By doubling the size of the lock from 600 feet to 1,200 feet, the system will run more efficiently since barges won’t have to be disassembled to fit through the lock.

 

Paul Rohde, vice president of the Waterways Council, said the uncoupling and recoupling of the barges is also dangerous to mariners.

 

“It’s terribly inefficient, which is why it’s a marvel that even with these inefficiencies, barges are still the most efficient way to move bulk commodities,” he told RFD Radio.

 

The visit was made possible through collaboration with Illinois Farm Bureau, Waterways Council, Ingram Barge Company and the U.S. Army Corps of Engineers (USACE).

 

Rodney Knittel, IFB associate director of transportation and infrastructure, said overseas competition is a huge factor in modernizing the lock and dam system.

 

“(The inland waterways system) is a hidden gem. It’s kept us as a competitor in global markets,” Knittel said. “That’s why it’s so drastically important to improve our infrastructure that we have here on the river.”

 

South of Lock and Dam 15, a $732 million expansion started last year at Lock and Dam 25 in Winfield, Missouri. That project entails doubling the size of the lock to 1,200 feet.

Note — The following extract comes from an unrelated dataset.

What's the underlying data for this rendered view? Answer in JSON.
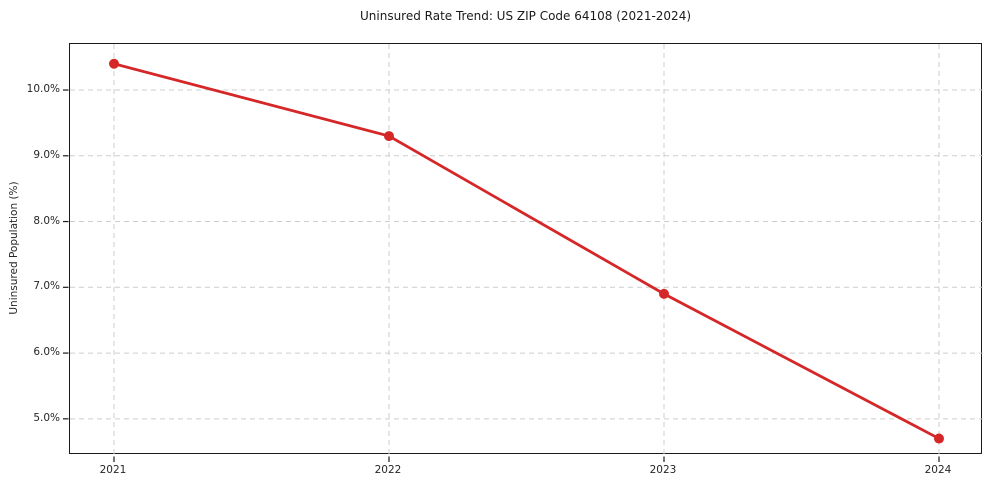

The USACE will spend more than $1.3 billion to upgrade inland waterway systems across Illinois, with a majority of those funds used for the Lock 25 expansion.

 

Sorensen said the visit prepared him to fight for permanent funding to modernize the entire antiquated lock and dam system.

 

“I want to see this funding be purposefully put into the federal budget so that we can continue the process and finish the job from St. Louis to St. Paul,” Sorensen said.